Some doctors help end patients' lives, study shows

Doctors who help patients end their lives frequently fail to consult with other physicians and sometimes don't even involve the patient in the decision, a new study found.

The study, published in The Journal of the American Medical Association, reported that of 355 cancer specialists surveyed, 10.7 percent reported a case of either euthanasia or physician-assisted suicide.

Euthanasia--where a doctor ends a patient's life--is illegal; Oregon is the only state that allows physician-assisted suicide.

Supporters of euthanasia and physician-assisted suicide have proposed three primary safeguards for terminally ill patients: the patient must initiate and repeat the request; the patient must be evaluated by another physician; and the patient must be in extreme physical pain.

Slightly more than a third of the doctors who reported a case said they adhered to all three guidelines.
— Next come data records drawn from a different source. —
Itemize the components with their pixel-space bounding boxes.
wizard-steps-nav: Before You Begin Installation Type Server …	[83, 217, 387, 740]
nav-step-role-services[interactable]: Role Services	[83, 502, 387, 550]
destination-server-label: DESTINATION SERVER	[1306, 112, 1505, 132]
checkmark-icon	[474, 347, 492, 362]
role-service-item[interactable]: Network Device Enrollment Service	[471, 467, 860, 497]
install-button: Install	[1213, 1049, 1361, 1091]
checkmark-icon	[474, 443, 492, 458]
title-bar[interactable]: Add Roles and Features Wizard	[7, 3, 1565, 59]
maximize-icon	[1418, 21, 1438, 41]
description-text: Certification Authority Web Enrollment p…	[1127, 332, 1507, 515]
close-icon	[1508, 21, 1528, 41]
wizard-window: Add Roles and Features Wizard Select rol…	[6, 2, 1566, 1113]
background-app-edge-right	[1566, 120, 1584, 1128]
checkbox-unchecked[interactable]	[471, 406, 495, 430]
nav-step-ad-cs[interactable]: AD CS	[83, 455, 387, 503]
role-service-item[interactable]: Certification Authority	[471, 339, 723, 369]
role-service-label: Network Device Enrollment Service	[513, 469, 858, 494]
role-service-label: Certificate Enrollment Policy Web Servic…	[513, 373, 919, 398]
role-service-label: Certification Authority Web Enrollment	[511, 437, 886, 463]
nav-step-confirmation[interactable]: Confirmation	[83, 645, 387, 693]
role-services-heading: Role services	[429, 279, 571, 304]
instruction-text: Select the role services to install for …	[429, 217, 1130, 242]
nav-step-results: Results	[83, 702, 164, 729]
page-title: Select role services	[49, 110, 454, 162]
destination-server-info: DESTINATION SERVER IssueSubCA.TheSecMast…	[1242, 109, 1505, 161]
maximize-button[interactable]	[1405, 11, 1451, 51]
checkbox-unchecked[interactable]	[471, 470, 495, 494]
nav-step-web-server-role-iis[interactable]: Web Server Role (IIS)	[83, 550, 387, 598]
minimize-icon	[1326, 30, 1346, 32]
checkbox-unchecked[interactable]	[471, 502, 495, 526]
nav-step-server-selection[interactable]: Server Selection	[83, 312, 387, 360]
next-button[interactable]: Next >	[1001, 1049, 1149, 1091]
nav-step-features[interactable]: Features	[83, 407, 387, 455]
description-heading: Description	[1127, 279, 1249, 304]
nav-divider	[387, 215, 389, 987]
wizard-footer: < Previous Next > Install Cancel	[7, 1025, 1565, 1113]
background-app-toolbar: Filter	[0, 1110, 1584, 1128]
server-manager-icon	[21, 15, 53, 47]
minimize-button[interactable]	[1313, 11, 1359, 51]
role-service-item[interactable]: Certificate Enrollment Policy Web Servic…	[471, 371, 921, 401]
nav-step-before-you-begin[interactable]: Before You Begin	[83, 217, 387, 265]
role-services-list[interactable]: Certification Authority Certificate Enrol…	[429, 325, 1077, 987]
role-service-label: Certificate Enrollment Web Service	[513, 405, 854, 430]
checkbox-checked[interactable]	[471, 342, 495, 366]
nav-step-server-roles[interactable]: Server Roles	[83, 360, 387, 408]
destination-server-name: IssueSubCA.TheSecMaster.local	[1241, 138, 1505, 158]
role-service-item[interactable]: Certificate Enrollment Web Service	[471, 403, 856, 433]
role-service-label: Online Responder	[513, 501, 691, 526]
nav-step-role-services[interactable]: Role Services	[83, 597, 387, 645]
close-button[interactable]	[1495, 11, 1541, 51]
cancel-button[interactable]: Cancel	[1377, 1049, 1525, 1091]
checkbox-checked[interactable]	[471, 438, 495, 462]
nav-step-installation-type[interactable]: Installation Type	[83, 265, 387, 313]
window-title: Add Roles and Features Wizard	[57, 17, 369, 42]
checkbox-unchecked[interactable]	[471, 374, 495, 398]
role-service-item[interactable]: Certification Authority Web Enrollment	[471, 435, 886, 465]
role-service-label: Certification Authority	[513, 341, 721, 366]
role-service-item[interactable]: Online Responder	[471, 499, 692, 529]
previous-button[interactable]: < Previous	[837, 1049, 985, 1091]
But in 15.3 percent of the cases, the patients were never involved in the decision, a finding Rita Marker, executive director of the International Anti-Euthanasia Task Force, called 'obscene.'

In those cases, the families had asked to end the patients' lives, which the authors of the study characterized as 'most worrisome.'

More than 60 percent of doctors who had a case said they did not consult with another physician, the report said.

The report also found that in nearly every instance--97.4 percent--the patients were in unremitting pain or unable to care for themselves. 'Oncologists often look at someone in severe pain and say, 'There's nothing more I can do,' when in fact if that doctor cannot do anything, he or she should find one who can,' Marker said.

The study found several doctors who did not actually administer a lethal dose of medication but left instructions for their nurses to do so.

Karen Kaplan, executive director of Choice in Dying, said the study showed how few people are really interested in euthanasia or suicide, even when facing terminal illness.

Their numbers would shrink, she said, if society paid better attention to caring for people near the end of life.